A los 11 años, postulé al Instituto Nacional con mi familia. No era solo un sueño personal, sino una meta familiar: acceder a un ascensor de movilidad social. Mis primeros años no fueron fáciles. Aunque se tratara de una institución pública, el Nacional exigía mucho. Contaba con docentes de alto nivel, un buen material pedagógico y una infraestructura superior a la de la mayoría de los colegios de la zona. ¿Hubo episodios de violencia? Sí, aunque fueron esporádicos; las tomas anuales no duraban más de un mes, y el año académico se desarrollaba en condiciones suficientes para un aprendizaje efectivo y, sin duda, de excelencia.
Pero ese sueño de una educación pública de excelencia, gratuita y de calidad no sobrevivió por mucho tiempo. En 2019, antes del estallido social, la violencia se volvió común para nosotros. El Nacional, que se enorgullecía de tener alumnos de diversas clases sociales, comenzó a vaciarse de aquellos con mayores recursos, quienes podían optar por la educación particular. Nos quedamos quienes no teníamos acceso a ninguna otra opción con similar excelencia académica, soportando el día a día de una violencia incontrolable que iba en aumento.
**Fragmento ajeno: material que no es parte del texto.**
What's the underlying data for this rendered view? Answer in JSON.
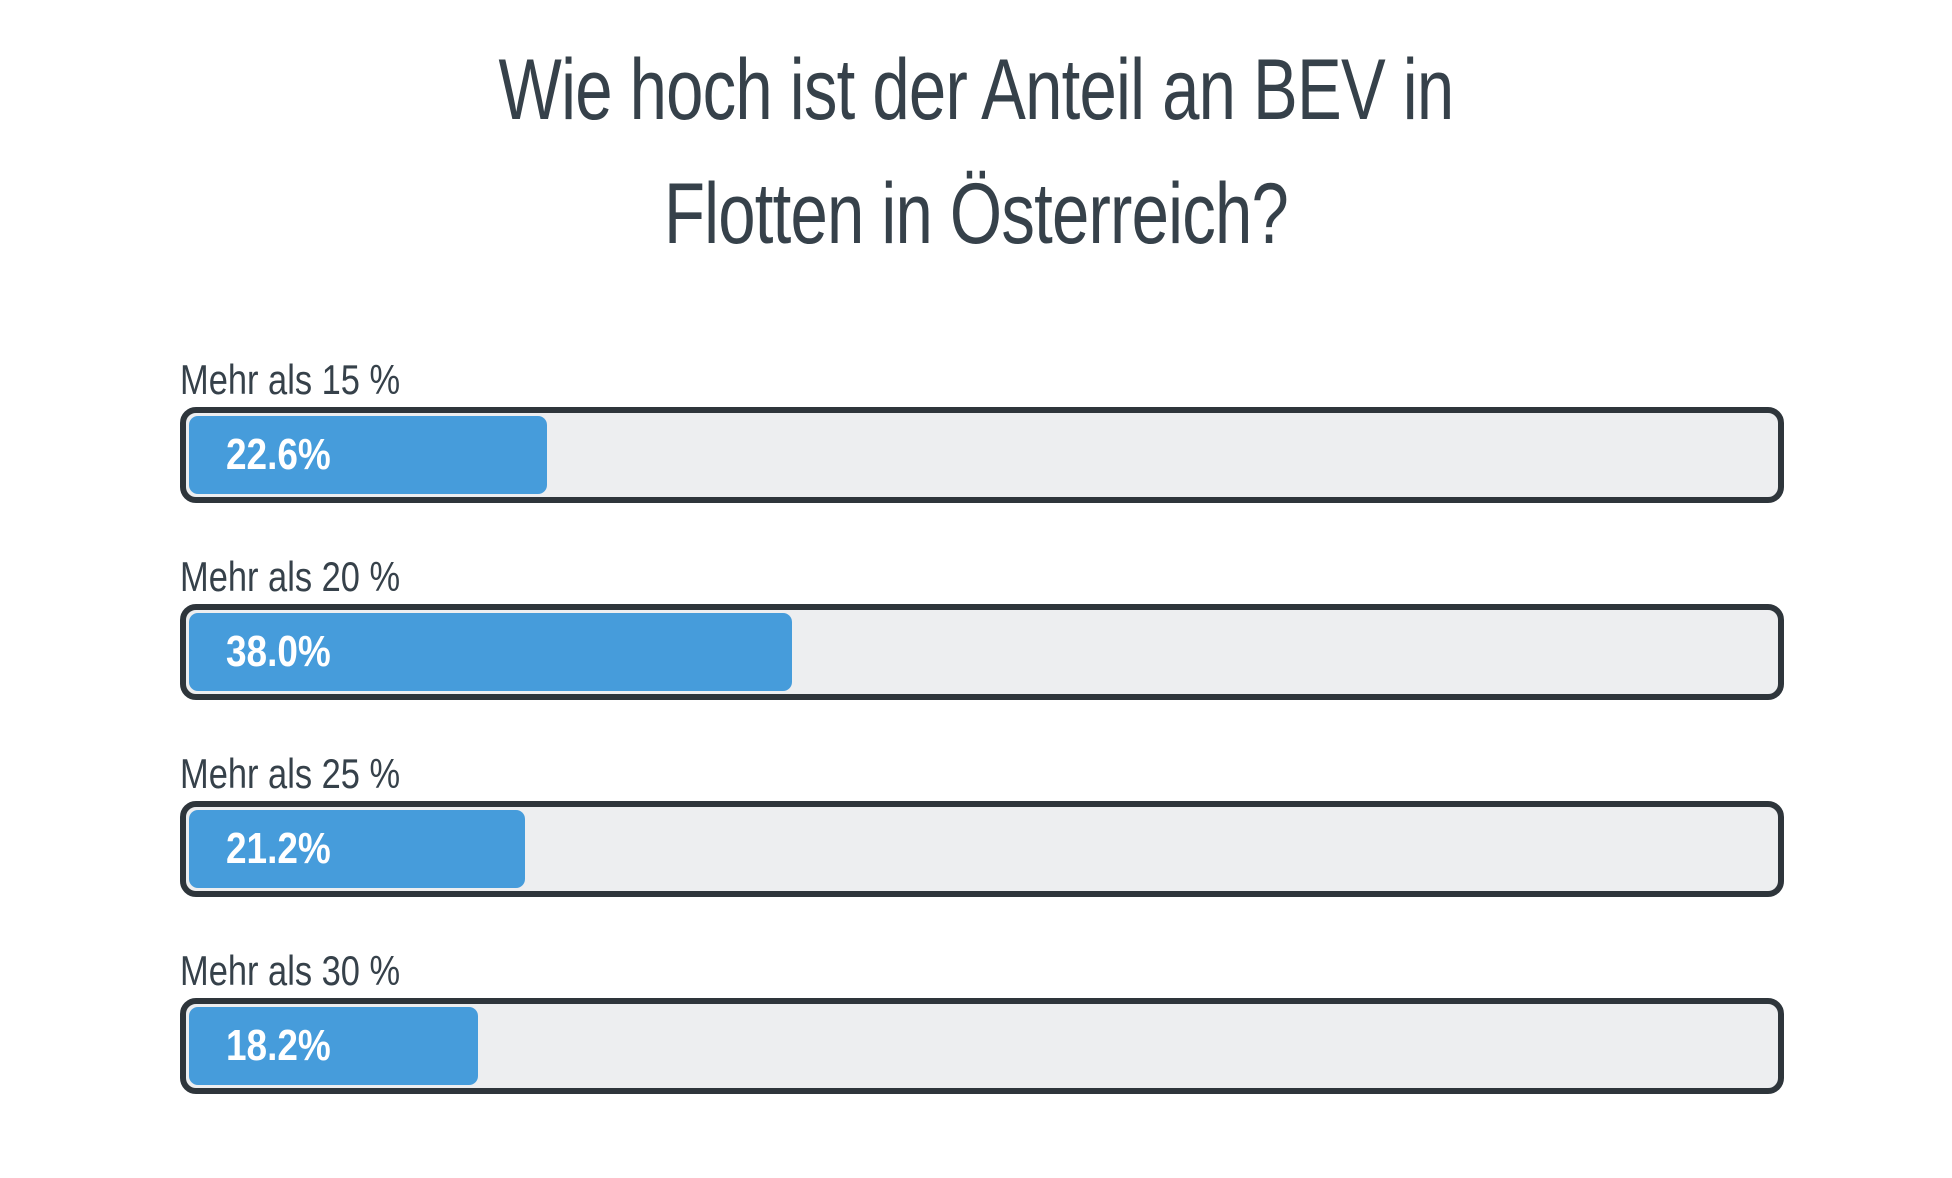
{
  "colors": {
    "text": "#36414a",
    "bar_fill": "#469cdb",
    "track": "#edeef0",
    "border": "#2e353b",
    "value_text": "#ffffff"
  },
  "chart_data": {
    "type": "bar",
    "orientation": "horizontal",
    "title": "Wie hoch ist der Anteil an BEV in Flotten in Österreich?",
    "categories": [
      "Mehr als 15 %",
      "Mehr als 20 %",
      "Mehr als 25 %",
      "Mehr als 30 %"
    ],
    "values": [
      22.6,
      38.0,
      21.2,
      18.2
    ],
    "value_labels": [
      "22.6%",
      "38.0%",
      "21.2%",
      "18.2%"
    ],
    "unit": "%",
    "xlim": [
      0,
      100
    ],
    "grid": false,
    "legend": "none"
  }
}
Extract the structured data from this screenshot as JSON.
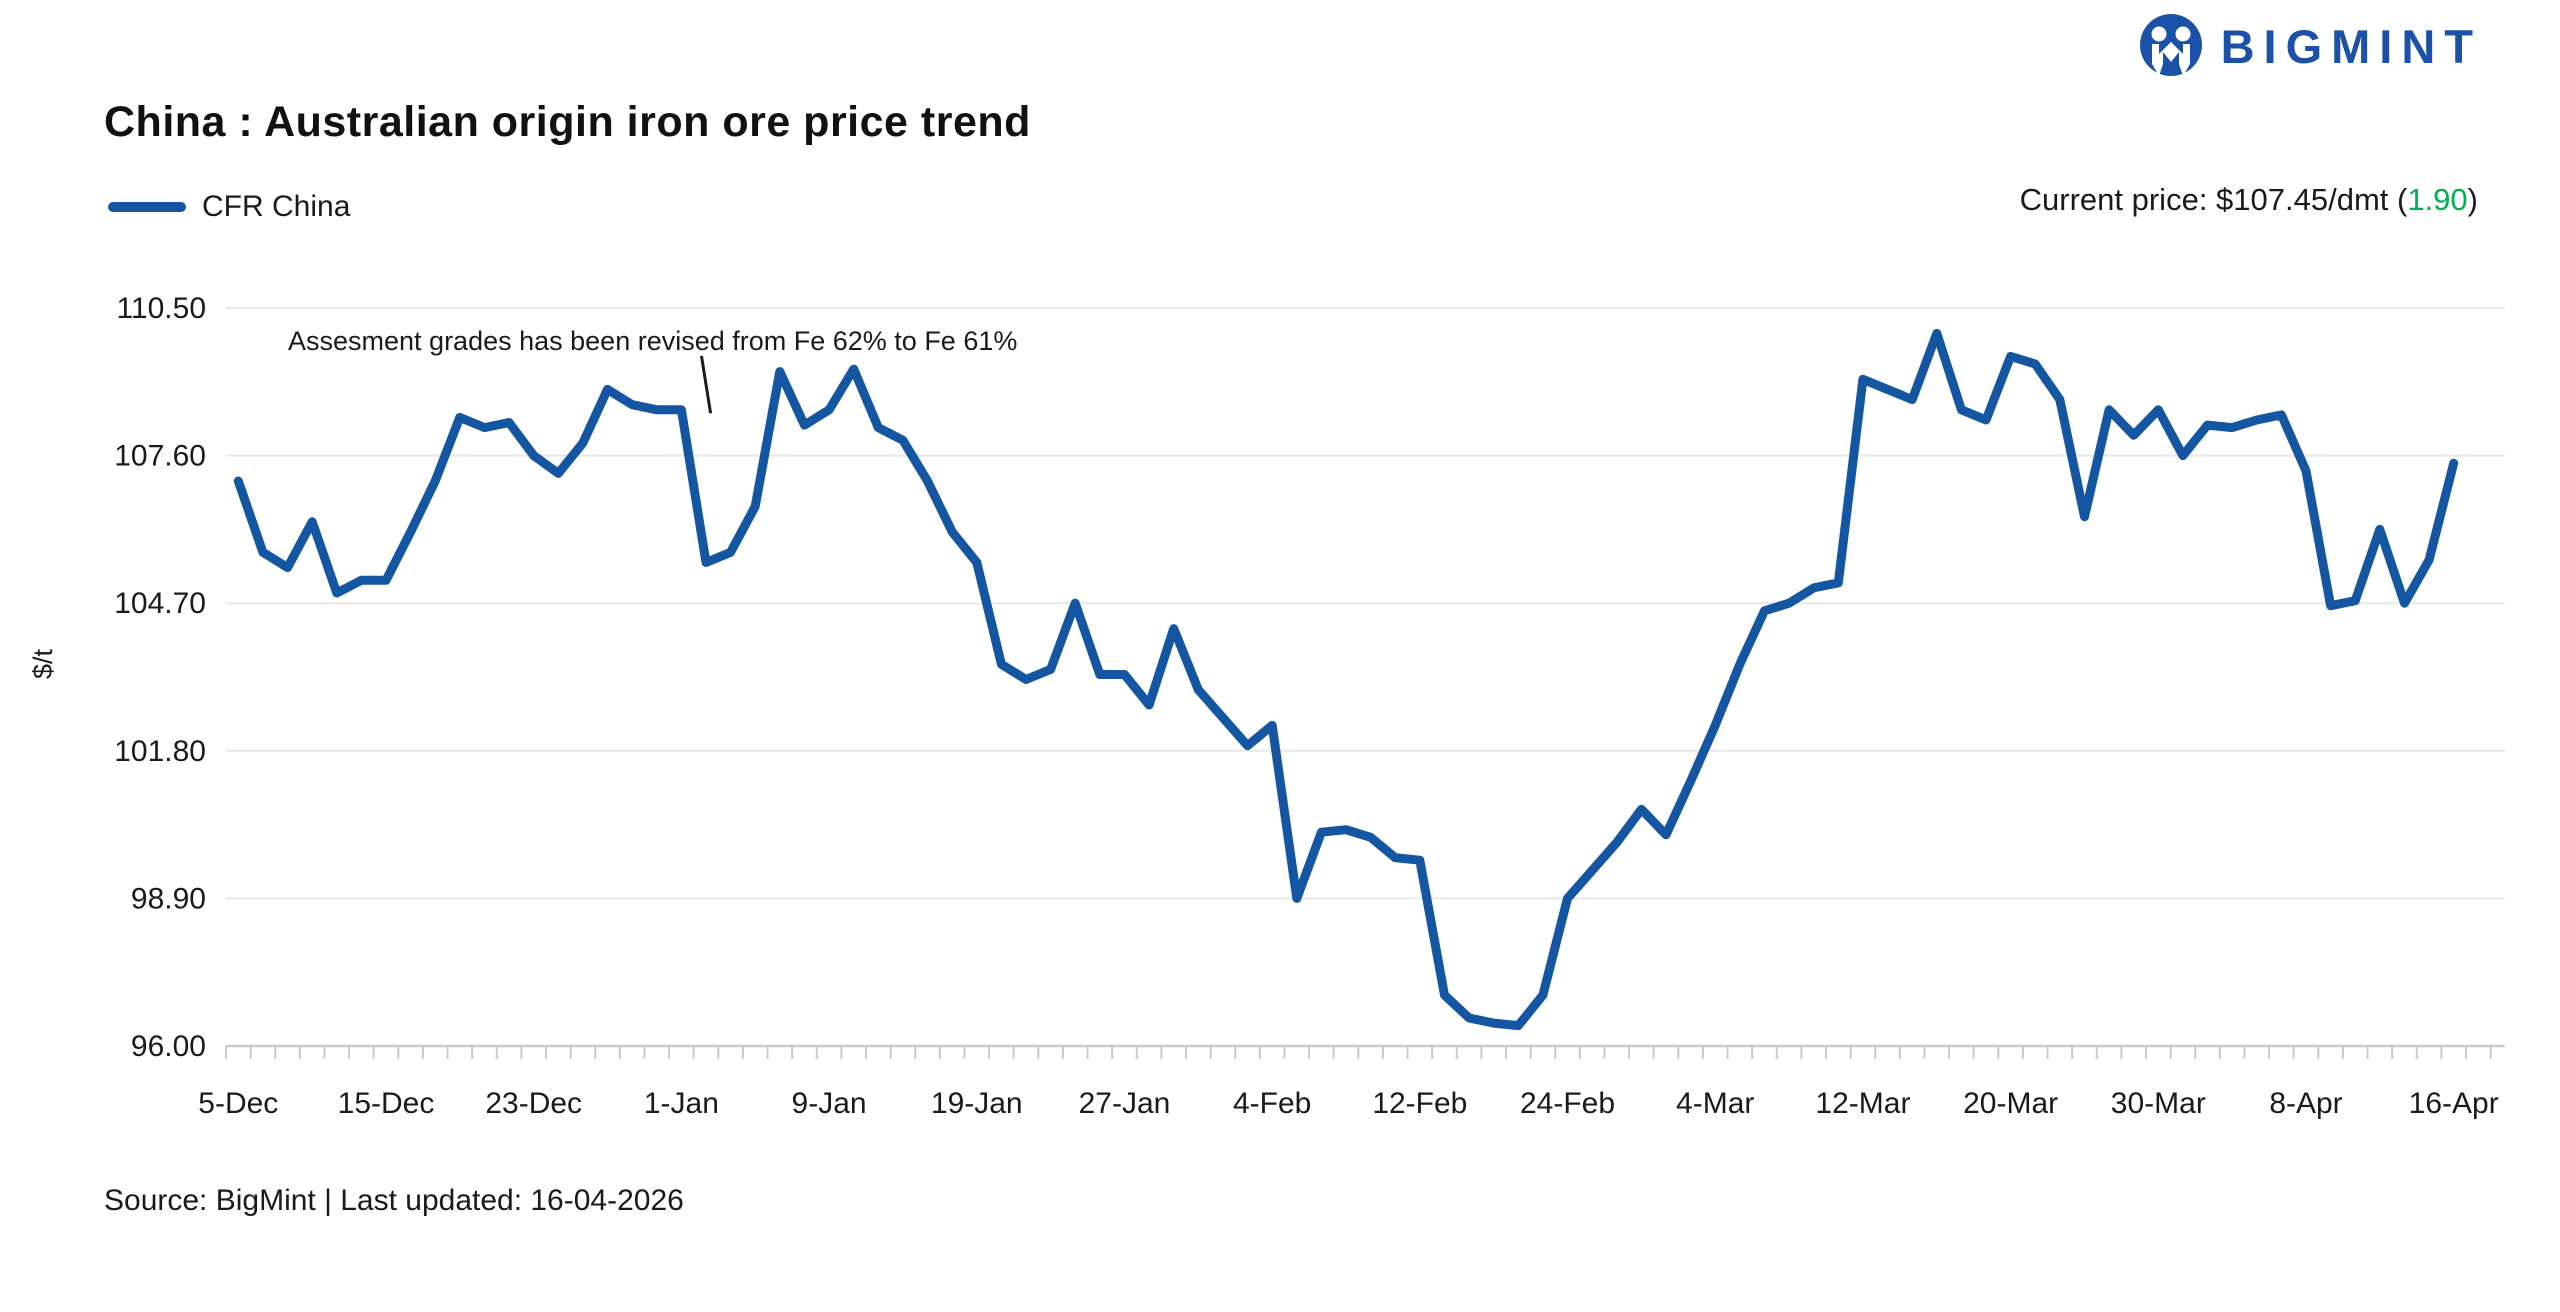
{
  "header": {
    "logo_text": "BIGMINT",
    "title": "China : Australian origin iron ore price trend",
    "legend_label": "CFR China",
    "current_price_prefix": "Current price: $107.45/dmt (",
    "current_price_change": "1.90",
    "current_price_suffix": ")"
  },
  "footer": {
    "source_line": "Source: BigMint | Last updated: 16-04-2026"
  },
  "colors": {
    "line": "#1556A3",
    "brand": "#1B51A8",
    "change_green": "#00B050",
    "grid": "#E8E8E8",
    "axis": "#C9C9C9",
    "text": "#1A1A1A"
  },
  "chart_data": {
    "type": "line",
    "title": "China : Australian origin iron ore price trend",
    "ylabel": "$/t",
    "xlabel": "",
    "ylim": [
      96.0,
      110.5
    ],
    "y_ticks": [
      110.5,
      107.6,
      104.7,
      101.8,
      98.9,
      96.0
    ],
    "grid": "horizontal",
    "legend_position": "top-left",
    "x_tick_labels": [
      "5-Dec",
      "15-Dec",
      "23-Dec",
      "1-Jan",
      "9-Jan",
      "19-Jan",
      "27-Jan",
      "4-Feb",
      "12-Feb",
      "24-Feb",
      "4-Mar",
      "12-Mar",
      "20-Mar",
      "30-Mar",
      "8-Apr",
      "16-Apr"
    ],
    "x_tick_label_indices": [
      0,
      6,
      12,
      18,
      24,
      30,
      36,
      42,
      48,
      54,
      60,
      66,
      72,
      78,
      84,
      90
    ],
    "series": [
      {
        "name": "CFR China",
        "values": [
          107.1,
          105.7,
          105.4,
          106.3,
          104.9,
          105.15,
          105.15,
          106.1,
          107.1,
          108.35,
          108.15,
          108.25,
          107.6,
          107.25,
          107.85,
          108.9,
          108.6,
          108.5,
          108.5,
          105.5,
          105.7,
          106.6,
          109.25,
          108.2,
          108.5,
          109.3,
          108.15,
          107.9,
          107.1,
          106.1,
          105.5,
          103.5,
          103.2,
          103.4,
          104.7,
          103.3,
          103.3,
          102.7,
          104.2,
          103.0,
          102.45,
          101.9,
          102.3,
          98.9,
          100.2,
          100.25,
          100.1,
          99.7,
          99.65,
          97.0,
          96.55,
          96.45,
          96.4,
          97.0,
          98.9,
          99.45,
          100.0,
          100.65,
          100.15,
          101.2,
          102.3,
          103.5,
          104.55,
          104.7,
          105.0,
          105.1,
          109.1,
          108.9,
          108.7,
          110.0,
          108.5,
          108.3,
          109.55,
          109.4,
          108.7,
          106.4,
          108.5,
          108.0,
          108.5,
          107.6,
          108.2,
          108.15,
          108.3,
          108.4,
          107.3,
          104.65,
          104.75,
          106.15,
          104.7,
          105.55,
          107.45
        ]
      }
    ],
    "annotation": {
      "text": "Assesment grades has been revised from Fe 62% to Fe 61%"
    }
  }
}
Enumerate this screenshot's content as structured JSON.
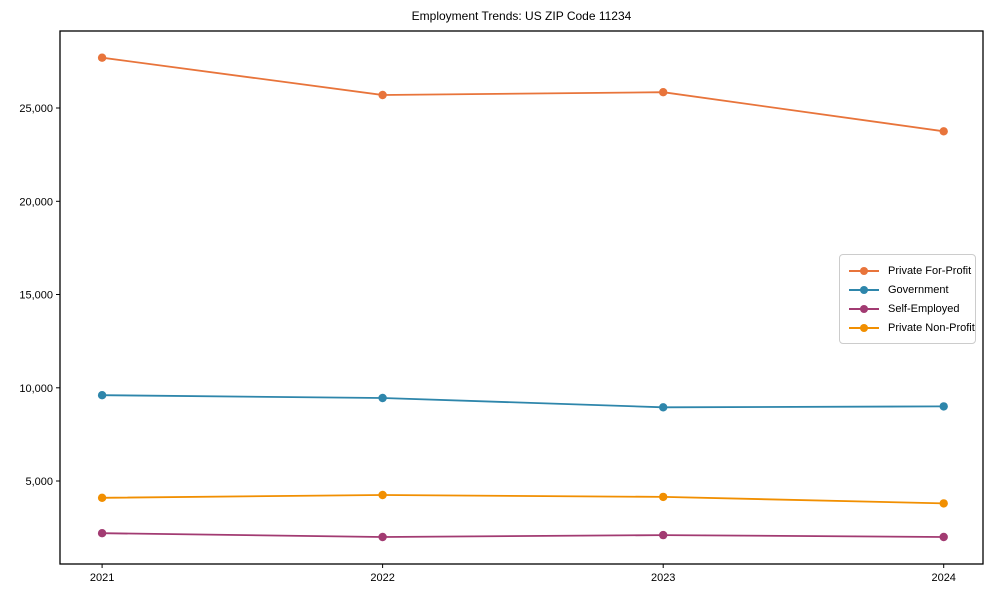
{
  "chart_data": {
    "type": "line",
    "title": "Employment Trends: US ZIP Code 11234",
    "xlabel": "",
    "ylabel": "",
    "grid": false,
    "legend_position": "center-right",
    "x": [
      2021,
      2022,
      2023,
      2024
    ],
    "xtick_labels": [
      "2021",
      "2022",
      "2023",
      "2024"
    ],
    "yticks": [
      {
        "value": 5000,
        "label": "5,000"
      },
      {
        "value": 10000,
        "label": "10,000"
      },
      {
        "value": 15000,
        "label": "15,000"
      },
      {
        "value": 20000,
        "label": "20,000"
      },
      {
        "value": 25000,
        "label": "25,000"
      }
    ],
    "xlim": [
      2020.85,
      2024.14
    ],
    "ylim": [
      550,
      29130
    ],
    "series": [
      {
        "name": "Private For-Profit",
        "color": "#E8743B",
        "values": [
          27700,
          25700,
          25850,
          23750
        ]
      },
      {
        "name": "Government",
        "color": "#2E86AB",
        "values": [
          9600,
          9450,
          8950,
          9000
        ]
      },
      {
        "name": "Self-Employed",
        "color": "#A23B72",
        "values": [
          2200,
          2000,
          2100,
          2000
        ]
      },
      {
        "name": "Private Non-Profit",
        "color": "#F18F01",
        "values": [
          4100,
          4250,
          4150,
          3800
        ]
      }
    ],
    "axis_color": "#000000",
    "background_color": "#ffffff"
  }
}
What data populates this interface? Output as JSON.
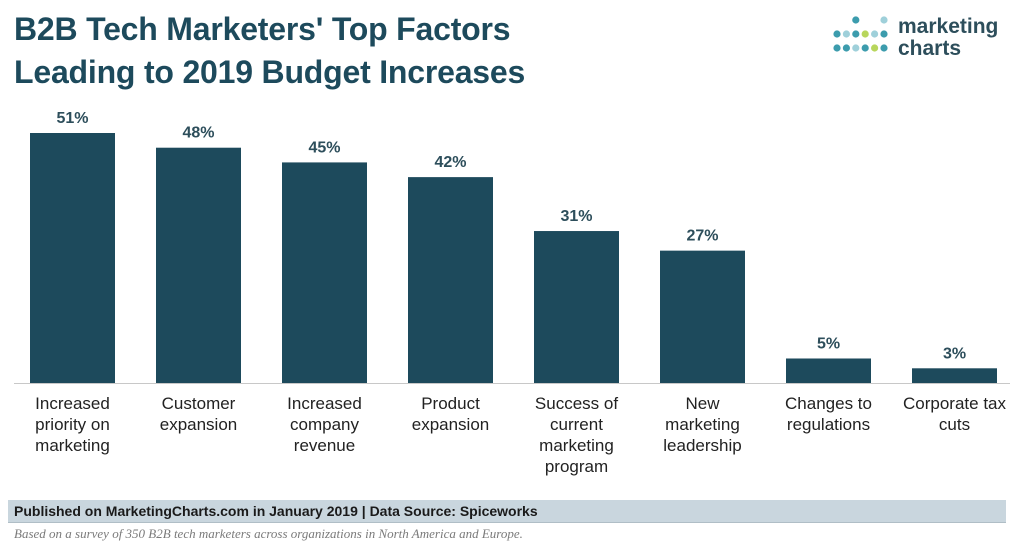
{
  "header": {
    "title_line1": "B2B Tech Marketers' Top Factors",
    "title_line2": "Leading to 2019 Budget Increases"
  },
  "logo": {
    "text_line1": "marketing",
    "text_line2": "charts",
    "icon": "dot-grid-logo-icon"
  },
  "colors": {
    "bar": "#1d4a5c",
    "title": "#1d4a5c",
    "footer_band": "#c9d6de",
    "logo_dot_teal": "#3c9cad",
    "logo_dot_light": "#9fd0da",
    "logo_dot_green": "#b8d65c"
  },
  "chart_data": {
    "type": "bar",
    "title": "B2B Tech Marketers' Top Factors Leading to 2019 Budget Increases",
    "categories": [
      "Increased priority on marketing",
      "Customer expansion",
      "Increased company revenue",
      "Product expansion",
      "Success of current marketing program",
      "New marketing leadership",
      "Changes to regulations",
      "Corporate tax cuts"
    ],
    "category_lines": [
      [
        "Increased",
        "priority on",
        "marketing"
      ],
      [
        "Customer",
        "expansion"
      ],
      [
        "Increased",
        "company",
        "revenue"
      ],
      [
        "Product",
        "expansion"
      ],
      [
        "Success of",
        "current",
        "marketing",
        "program"
      ],
      [
        "New",
        "marketing",
        "leadership"
      ],
      [
        "Changes to",
        "regulations"
      ],
      [
        "Corporate tax",
        "cuts"
      ]
    ],
    "values": [
      51,
      48,
      45,
      42,
      31,
      27,
      5,
      3
    ],
    "value_labels": [
      "51%",
      "48%",
      "45%",
      "42%",
      "31%",
      "27%",
      "5%",
      "3%"
    ],
    "unit": "%",
    "ylim": [
      0,
      51
    ],
    "grid": false,
    "legend": "none"
  },
  "footer": {
    "source": "Published on MarketingCharts.com in January 2019 | Data Source: Spiceworks",
    "note": "Based on a survey of 350 B2B tech marketers across organizations in North America and Europe."
  }
}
¿Cómo fue la vida en el liceo desde este punto? Juzgue usted. Entre 2018 y 2024, más de diez funcionarios han sido rociados con bencina, se han incendiado dos inspectorías, se ha quemado el estandarte histórico del liceo, ha habido agresiones a compañeros y profesores, un alumno fue apuñalado dentro del establecimiento durante las clases, y un largo etcétera. Sin embargo, estoy seguro de que muchos de quienes leen esta carta son escépticos sobre la gravedad de la situación, así que me tomaré la libertad de relatar un día de clases cualquiera durante 2022:
Estaba en clase de Filosofía, cuando, alrededor de las 8 a.m., un grupo de encapuchados salió al frontis del establecimiento para llamar la atención de Carabineros y enfrentarse a ellos, una dinámica habitual, casi diaria. Esa mañana, al no lograr su objetivo, el grupo regresó al liceo rompiendo los vidrios de las puertas y obligando a los alumnos a salir de sus salas. En mi curso, escuchamos lo que sucedía mientras la profesora insistía en continuar la clase. Pocos minutos después, el grupo llegó a nuestra sala repitiendo las mismas amenazas.
Ante la negativa de la profesora de terminar la clase, sacaron la manguera de la red húmeda y amenazaron con mojarnos si no salíamos. Como el curso mantuvo la decisión de no salir, cumplieron lo dicho y nos mojaron, mientras continuaban con las amenazas y los golpes. En la última sala del pasillo uno de ellos golpeó a un alumno que salió en defensa de su profesora, y a quienes tratamos de intervenir nos lanzaron acelerante. Viendo que sus amenazas no eran acatadas por la mayoría de los estudiantes, huyeron a los baños subterráneos con el fin de cambiarse de ropa.
Le pido al lector que reflexione sobre esto un momento: todo lo mencionado sucedió en horario de clases, dentro de un establecimiento educacional y ante la impotente mirada de los directivos del liceo. Aquellos de nosotros que nos opusimos y decidimos alzar la voz tras el acto vandálico recibimos amenazas de muerte, tanto por redes sociales como en persona. Así fue como finalmente tuve que aceptar que la violencia se había apoderado completamente del Instituto Nacional.
Cuando entré a la UC, el alivio que sentí fue tan grande que decidí olvidarme de todo lo relacionado con la política estudiantil. Sin embargo, desde el año pasado, la aparición de nuevos movimientos respaldados por partidos que activamente validan la violencia o justifican la vía armada me recordó el proceso de descomposición de los liceos emblemáticos, donde, con un catálogo de eslóganes y buenas intenciones, la política desvirtuó la finalidad educativa, primero con palabras y luego con violencia. Vale la pena recordar que el resto de las universidades tradicionales de este país no pueden darse el lujo de pluralismo en las elecciones o de un debate político exento de agresiones.
Universidades como la de Santiago o ciertas facultades de la Universidad de Chile han llenado tristemente titulares con encapuchados, bombas molotov y agresiones a compañeros. Debemos prestar atención a quienes se muestran temerarios en sus demostraciones políticas dentro del campus, que lanzan bravatas en sus eslóganes o no temen ocultar su apoyo a la violencia. Como alumnos universitarios, y sobre todo como estudiantes de la Universidad Católica, debemos preguntarnos: ¿cuánta hipocresía estamos dispuestos a tolerar? ¿Dónde marcamos los límites? Sobre todo, ¿cuánto estamos dispuestos a ceder?